Registró los papeles que había sobre el escritorio. Al no encontrar nada interesante, tomó un abrecartas y forzó las cerraduras de los cajones. En el inferior descubrió fotos que la dejaron sorprendida a la vez que asqueada. Eran imágenes de guerreros dragones y humanos cubiertos por una espuma blanca, sangrando por múltiples heridas de bala. En algunas reconoció a Alex y a Teira: los dos estaban tendidos en una celda tapizada de joyas. En otras aparecían altas y pálidas criaturas, de fantasmales ojos azules, devorando los cuerpos de los dragones vencidos. Y los humanos estaban a un lado observándolo todo, con expresiones mezcladas de miedo, asco y entusiasmo.
¿Por qué habría tomado Jason fotos de sus crímenes? ¿Cómo simple recuerdo? ¿Para demostrar la existencia de Atlantis? ¿O acaso querría escribir un libro con el título Cómo me gusta matar? Frunció el ceño.
Evocó la imagen de su hermano que le había proporcionado el medallón de Darius. La habitación de la foto no coincidía: ésta era diferente, estaba radicada en Atlantis. Las paredes tapizadas de joyas eran muy parecidas a las que ella misma había visto en el palacio de Darius.
Cuando su marido volviera a su casa, Grace lo acompañaría. Su decisión se había fortalecido aún más.
Quizá Darius debió de percibir su agitación interior, porque de repente apareció detrás de ella.
—¿Qué estás…? —muy lentamente, le quitó las fotos de las manos—. Son Javar y sus hombres… y éstos son vampiros.
Vampiros. Grace se estremeció.
—Lo siento…
Lo miró a los ojos: los tenía entrecerrados, pero podía distinguir bien las pupilas de color azul hielo.
—¿Qué más has encontrado? —dejó las fotos a un lado con un gesto perfectamente tranquilo.
—Nada. ¿Y tú?
—Más despojos de Atlantis. Jason Graves se merece mucho más que morir.
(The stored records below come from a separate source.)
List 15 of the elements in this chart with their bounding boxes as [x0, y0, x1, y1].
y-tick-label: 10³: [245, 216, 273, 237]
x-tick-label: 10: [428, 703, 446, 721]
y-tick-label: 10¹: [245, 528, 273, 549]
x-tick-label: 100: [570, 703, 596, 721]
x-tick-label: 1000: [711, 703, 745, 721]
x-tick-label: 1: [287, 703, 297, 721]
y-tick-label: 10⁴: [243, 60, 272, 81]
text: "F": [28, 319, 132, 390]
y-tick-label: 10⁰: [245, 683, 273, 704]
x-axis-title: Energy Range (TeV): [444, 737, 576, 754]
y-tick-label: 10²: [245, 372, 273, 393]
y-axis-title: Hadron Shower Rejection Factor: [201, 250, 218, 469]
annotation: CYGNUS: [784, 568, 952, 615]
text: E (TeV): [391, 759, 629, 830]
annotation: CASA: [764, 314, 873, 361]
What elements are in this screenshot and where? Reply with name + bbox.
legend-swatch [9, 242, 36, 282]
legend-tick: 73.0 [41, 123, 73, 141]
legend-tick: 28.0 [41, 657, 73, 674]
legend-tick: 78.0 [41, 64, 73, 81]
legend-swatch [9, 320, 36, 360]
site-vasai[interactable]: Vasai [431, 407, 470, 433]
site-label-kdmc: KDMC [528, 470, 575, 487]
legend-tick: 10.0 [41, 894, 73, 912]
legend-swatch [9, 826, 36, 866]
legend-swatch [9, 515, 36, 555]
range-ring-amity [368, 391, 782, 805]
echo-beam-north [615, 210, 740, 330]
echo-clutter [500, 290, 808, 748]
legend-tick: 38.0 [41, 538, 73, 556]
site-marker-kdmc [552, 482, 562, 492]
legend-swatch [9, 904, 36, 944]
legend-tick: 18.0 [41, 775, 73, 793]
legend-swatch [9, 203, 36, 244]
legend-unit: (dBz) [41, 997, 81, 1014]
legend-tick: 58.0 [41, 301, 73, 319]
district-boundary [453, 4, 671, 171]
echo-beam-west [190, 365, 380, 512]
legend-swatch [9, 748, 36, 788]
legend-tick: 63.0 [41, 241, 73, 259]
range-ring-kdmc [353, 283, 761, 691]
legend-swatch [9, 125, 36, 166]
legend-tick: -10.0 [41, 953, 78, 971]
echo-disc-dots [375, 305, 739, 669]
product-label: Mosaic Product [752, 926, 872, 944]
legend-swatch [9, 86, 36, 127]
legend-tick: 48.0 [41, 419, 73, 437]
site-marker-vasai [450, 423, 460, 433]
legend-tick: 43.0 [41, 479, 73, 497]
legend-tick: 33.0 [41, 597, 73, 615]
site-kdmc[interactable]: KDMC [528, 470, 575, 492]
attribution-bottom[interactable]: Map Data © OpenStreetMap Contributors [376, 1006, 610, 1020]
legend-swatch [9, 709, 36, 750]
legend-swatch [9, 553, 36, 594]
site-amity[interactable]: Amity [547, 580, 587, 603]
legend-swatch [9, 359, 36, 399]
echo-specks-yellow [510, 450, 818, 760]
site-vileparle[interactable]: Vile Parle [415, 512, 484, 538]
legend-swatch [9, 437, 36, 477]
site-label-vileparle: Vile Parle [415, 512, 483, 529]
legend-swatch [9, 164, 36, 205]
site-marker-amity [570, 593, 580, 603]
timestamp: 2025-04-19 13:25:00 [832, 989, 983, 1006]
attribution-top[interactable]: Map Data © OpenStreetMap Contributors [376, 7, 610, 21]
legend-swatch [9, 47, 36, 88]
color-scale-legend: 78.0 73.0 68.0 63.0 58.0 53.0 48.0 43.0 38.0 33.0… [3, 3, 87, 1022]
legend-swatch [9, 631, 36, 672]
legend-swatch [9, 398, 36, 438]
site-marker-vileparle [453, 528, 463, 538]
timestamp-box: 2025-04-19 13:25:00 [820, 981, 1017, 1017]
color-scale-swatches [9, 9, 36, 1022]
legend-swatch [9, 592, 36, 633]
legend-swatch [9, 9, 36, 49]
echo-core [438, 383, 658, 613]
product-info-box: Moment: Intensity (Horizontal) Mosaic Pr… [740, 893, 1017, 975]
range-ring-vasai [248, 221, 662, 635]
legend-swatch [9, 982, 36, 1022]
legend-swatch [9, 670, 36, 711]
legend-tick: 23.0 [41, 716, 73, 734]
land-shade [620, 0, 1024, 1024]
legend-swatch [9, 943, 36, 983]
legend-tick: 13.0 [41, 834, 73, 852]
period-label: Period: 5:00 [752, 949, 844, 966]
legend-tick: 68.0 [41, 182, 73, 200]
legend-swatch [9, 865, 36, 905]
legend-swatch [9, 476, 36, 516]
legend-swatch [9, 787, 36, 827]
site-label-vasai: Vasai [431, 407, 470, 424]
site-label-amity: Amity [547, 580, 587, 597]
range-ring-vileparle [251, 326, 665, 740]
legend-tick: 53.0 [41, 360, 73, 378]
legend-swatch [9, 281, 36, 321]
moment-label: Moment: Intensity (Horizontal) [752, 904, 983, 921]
Se merece sufrir.
Otro estremecimiento la recorrió, porque sabía que Darius haría todo cuanto estuviera en su poder para vengarse de Jason.
Y ella planeaba ayudarlo.
A Grace le entraban ganas de darse de cabezazos contra la pared.
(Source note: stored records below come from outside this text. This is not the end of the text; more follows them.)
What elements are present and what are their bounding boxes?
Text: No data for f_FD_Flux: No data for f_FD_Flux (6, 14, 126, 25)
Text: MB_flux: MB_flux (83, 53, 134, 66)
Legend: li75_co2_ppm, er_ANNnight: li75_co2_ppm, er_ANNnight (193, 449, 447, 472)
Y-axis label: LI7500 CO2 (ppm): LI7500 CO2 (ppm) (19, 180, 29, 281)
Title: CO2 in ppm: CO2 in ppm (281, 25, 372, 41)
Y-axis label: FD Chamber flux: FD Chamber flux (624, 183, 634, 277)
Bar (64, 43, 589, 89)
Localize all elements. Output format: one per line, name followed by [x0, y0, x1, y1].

Hacía unas pocas horas que Darius y ella habían vuelto a casa, y todavía seguía tenso, rígido. Se negaba a hablar.
Detestaba la inmensa tristeza que parecía irradiar. Allí estaba, sentado en el sofá, con los ojos cerrados. Sin saber qué hacer, se le acercó.
—Quiero enseñarte algo.
Darius abrió los ojos, reacio.
—Por favor…
Ni una palabra salió de sus labios, pero al menos se levantó. Grace lo tomó de la mano y lo llevó al cuarto de baño. No le explicó sus acciones: simplemente se desnudó, y luego lo desnudó a él. Sabía que necesitaba amor… y ella iba a dárselo. Todo el amor del mundo.
Después de abrir los grifos del agua caliente, se metió en la bañera y obligó a Darius a acompañarla. Seguía sin hablar. El agua caía en cascada sobre sus cuerpos desnudos. Grace empezó a enjabonarle el pecho.
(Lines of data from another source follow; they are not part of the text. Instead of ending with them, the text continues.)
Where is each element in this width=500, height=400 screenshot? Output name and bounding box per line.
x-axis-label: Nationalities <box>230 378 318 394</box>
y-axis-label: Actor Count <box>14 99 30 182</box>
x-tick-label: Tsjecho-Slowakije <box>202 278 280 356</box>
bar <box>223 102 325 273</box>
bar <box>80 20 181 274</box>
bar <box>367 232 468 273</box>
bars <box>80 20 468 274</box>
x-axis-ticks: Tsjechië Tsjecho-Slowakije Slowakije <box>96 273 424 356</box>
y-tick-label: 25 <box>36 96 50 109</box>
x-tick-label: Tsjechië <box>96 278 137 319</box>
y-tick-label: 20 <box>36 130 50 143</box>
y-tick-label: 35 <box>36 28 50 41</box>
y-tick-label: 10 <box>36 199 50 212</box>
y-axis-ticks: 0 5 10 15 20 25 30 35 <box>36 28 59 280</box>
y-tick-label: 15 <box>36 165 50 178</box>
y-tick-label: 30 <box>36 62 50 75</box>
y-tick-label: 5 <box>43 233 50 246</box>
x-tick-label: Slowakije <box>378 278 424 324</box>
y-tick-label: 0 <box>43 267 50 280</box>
—Voy a contarte un chiste de dragones.
Darius frunció el ceño. Pero ella no se desanimó.
—¿Qué dijo el dragón cuando vio a un caballero de brillante armadura acercándose a él? «¡Oh, no! Otra vez carne en lata…».
Lenta, muy lentamente, sus labios se curvaron en una sonrisa.
«Lo conseguí», pensó Grace con una punzada de orgullo. «Le he hecho sonreír». La sonrisa se fue ampliando hasta iluminar toda la cara. El color de sus ojos se oscureció, adquiriendo aquella tonalidad castaño dorada que tanto amaba.
—Cuéntame otro —le pidió, delineándole un pómulo con la punta de un dedo.
Estuvo a punto de arrodillarse de puro alivio sólo de escuchar su voz ronca y vibrante. Sonriendo de felicidad, se colocó detrás y se dedicó a enjabonarle la espalda.
—Es un poco largo.
—Mejor todavía —volviéndose hacia ella, empezó a mordisquearle delicadamente el lóbulo de una oreja.
—Érase una vez un dragón que estaba obsesionado con los senos de una reina… —murmuró, casi sin aliento—. El dragón sabía que el castigo por tocarla era la muerte, pero aun así reveló su secreto deseo al médico del rey. El médico le aseguró que podía arreglarlo todo de manera que viera complacido su deseo, pero que eso le costaría mil monedas de oro —le enjabonó las tetillas y luego los brazos—. Aunque no tenía el dinero, el dragón aceptó sin vacilar.
—Grace… —gimió Darius, con su erección empujando contra su vientre.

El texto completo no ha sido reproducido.